If you were to get in the mind of someone in the biodefense field and amalgamate every horrible bioterrorist scenario that exists there you might come up with something like that envisaged by Terry Hayes in I Am Pilgrim. This 2013 book expertly weaves together standard espionage and law enforcement motifs with the possibility of bioterrorism. The bioterrorism act contemplated by the antagonist of the novel is no ordinary act, but one that would be positively cataclysmic, but not in an artificial way. The nefarious plan devised by Hayes's villain, known throughout most of the novel as The Saracen, is plucked right from real biosecurity concerns that derive from real scientific knowledge and experiments. In fact, Hayes integrates threats from synthetic biology, vaccine strategies, with weak pharmaceutical supply chains -- all topics of real concern in the field.

The plot of the novel is centered on a retired covert agent called back into action to stop an adversary to whom the "thinking enemy" label so often used in biosecurity discussions is a gross understatement. Overcoming his own personal conflicts, The Pilgrim, an expert forensic investigator, pieces together scattered clues in a methodical manner in order to zero in on his target. Throughout, and this may be the theme Hayes constructed his plot around, family ties between villains, minor characters, the protagonist's allies, and the protagonist are given strong emphasis and shown to be strengths and weaknesses depending on the context. 

I enjoyed, and was entertained, by the book for many reasons that went beyond the biosecurity setting of the novel. It is an exciting read. However, I do take issue with the ability of the protagonist's prowess with synthetic biology which he employs to synthesize a virus from scratch and endow it with vaccine-resistant traits.

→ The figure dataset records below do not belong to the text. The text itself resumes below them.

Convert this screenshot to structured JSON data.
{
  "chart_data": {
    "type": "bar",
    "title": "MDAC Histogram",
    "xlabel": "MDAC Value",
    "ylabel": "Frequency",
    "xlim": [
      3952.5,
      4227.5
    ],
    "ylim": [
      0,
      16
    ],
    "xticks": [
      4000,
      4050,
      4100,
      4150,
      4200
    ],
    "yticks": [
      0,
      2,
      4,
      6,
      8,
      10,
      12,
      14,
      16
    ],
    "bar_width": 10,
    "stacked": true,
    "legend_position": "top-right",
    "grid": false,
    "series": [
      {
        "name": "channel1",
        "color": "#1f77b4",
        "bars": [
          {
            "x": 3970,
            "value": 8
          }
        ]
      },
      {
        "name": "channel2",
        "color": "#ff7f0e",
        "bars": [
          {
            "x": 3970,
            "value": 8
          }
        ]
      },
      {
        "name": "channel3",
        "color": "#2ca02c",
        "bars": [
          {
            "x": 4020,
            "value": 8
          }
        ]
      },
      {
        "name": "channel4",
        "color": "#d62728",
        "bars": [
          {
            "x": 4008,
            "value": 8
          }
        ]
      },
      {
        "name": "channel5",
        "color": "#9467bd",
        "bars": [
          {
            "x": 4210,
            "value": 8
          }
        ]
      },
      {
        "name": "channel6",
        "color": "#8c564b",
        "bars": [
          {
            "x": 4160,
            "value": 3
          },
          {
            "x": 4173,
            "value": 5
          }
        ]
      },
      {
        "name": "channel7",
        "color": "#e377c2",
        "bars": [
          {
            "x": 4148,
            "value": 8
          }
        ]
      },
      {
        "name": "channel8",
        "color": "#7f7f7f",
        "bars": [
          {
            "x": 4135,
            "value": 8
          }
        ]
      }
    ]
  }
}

As has been thoroughly analyzed by Kathleen Vogel such feats are much more involved than just simply following a recipe. Tacit knowledge is not something easily obtained and, in fact, may preclude laboratory feats accomplished in one laboratory from being replicated in another with equivalent technology. That is not to diminish the very real simplification that has occurred in the realm, but science is still hard.

The book is soon to become a film and I am sure I won't be the only one in my profession seeing how biosecurity plays in Hollywood.